Random Early Detect and streaming video

Graham Johnston johnston.grahamj at gmail.com
Mon Nov 7 19:55:44 UTC 2022


I've been involved in service provider networks, small retail ISPs, for 20+
years now. Largely though, we've never needed complex QoS, as at
$OLD_DAY_JOB, we had been consistently positioned to avoid regular link
congestion by having sufficient capacity. In the few instances when we've
had link congestion, egress priority queuing met our needs. With a new
organization there is a set of circumstances that have resulted in a long
standing business decision to apply some rate-limiting/traffic management
during times of higher utilization to a subset of traffic. This traffic
happens to be ABR streaming video traffic. The thought was that a little
bit of packet loss that comes from RED or WRED could largely be absorbed in
the ABR playback client's innate behavior, and yes, possibly a drop in
video profile. These are acceptable business outcomes in this case. The
question I have for the smart people of this list is, given the specific
application that is receiving this treatment, is there any reason to apply
a RED behavior any appreciable amount before the bandwidth limit for this
application? It makes sense to me for interactive TCP traffic where you
want to apply some artificial control to the TCP window, but I *feel* like
ABR streaming video was designed to expect congestion, at least as the edge
of the customers home, and combine that with the buffering and we should
adjust the drop profile to kick in at a higher percentage.
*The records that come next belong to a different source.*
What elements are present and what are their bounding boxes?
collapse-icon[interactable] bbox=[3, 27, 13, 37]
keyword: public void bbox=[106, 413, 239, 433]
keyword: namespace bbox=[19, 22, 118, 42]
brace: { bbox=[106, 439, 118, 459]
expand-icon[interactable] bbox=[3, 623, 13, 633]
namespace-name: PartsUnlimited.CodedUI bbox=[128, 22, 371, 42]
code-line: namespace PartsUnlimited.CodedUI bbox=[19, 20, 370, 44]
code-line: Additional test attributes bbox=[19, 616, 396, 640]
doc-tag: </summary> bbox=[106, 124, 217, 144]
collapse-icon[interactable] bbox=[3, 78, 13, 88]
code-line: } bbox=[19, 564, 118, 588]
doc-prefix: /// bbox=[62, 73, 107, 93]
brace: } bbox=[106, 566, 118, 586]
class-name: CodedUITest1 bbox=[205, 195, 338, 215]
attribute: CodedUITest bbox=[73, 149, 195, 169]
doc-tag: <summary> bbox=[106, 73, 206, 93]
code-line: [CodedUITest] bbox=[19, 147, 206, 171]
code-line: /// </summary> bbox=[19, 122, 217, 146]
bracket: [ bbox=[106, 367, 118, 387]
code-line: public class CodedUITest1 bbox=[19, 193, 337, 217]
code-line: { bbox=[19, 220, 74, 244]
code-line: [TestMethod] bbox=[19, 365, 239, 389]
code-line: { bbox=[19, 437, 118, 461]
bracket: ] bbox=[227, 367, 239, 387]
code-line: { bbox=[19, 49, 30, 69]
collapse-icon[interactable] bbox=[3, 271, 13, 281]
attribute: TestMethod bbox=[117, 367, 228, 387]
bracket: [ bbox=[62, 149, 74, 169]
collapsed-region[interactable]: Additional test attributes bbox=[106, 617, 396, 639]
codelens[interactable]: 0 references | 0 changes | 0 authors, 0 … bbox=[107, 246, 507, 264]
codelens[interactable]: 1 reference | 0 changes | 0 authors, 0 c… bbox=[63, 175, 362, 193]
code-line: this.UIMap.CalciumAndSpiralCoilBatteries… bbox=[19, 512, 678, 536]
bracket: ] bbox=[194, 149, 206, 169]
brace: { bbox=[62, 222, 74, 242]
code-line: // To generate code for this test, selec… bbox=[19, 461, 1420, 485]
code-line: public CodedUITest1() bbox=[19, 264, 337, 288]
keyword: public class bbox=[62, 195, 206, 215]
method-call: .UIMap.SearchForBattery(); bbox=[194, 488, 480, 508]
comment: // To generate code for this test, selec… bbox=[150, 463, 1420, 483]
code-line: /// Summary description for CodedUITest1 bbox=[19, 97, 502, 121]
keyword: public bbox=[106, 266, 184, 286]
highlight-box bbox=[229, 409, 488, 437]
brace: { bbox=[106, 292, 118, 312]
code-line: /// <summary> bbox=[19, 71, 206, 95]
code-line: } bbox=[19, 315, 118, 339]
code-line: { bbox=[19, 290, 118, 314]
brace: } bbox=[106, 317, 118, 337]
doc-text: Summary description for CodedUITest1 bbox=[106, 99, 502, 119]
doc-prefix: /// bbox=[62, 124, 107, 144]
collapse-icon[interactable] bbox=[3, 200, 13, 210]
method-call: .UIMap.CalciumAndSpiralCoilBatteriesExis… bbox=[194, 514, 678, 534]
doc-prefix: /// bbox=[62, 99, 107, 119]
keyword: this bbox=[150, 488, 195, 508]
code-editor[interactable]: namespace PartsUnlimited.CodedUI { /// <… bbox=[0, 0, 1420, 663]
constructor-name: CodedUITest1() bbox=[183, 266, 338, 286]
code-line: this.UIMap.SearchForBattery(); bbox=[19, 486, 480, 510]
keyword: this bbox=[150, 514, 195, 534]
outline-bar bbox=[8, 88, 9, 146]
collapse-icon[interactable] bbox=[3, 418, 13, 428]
Today we use 70%
to start triggering the drop behavior, but my head tells me it should be
higher. The reason I am saying this is that we are dropping packets ahead
of full link congestion, yes that is what RED was designed to do, but I
surmise that we are making this application worse than is actually intended.

Hopefully my targeted vagurey has still left enough context intact to
receive some useful commentary back.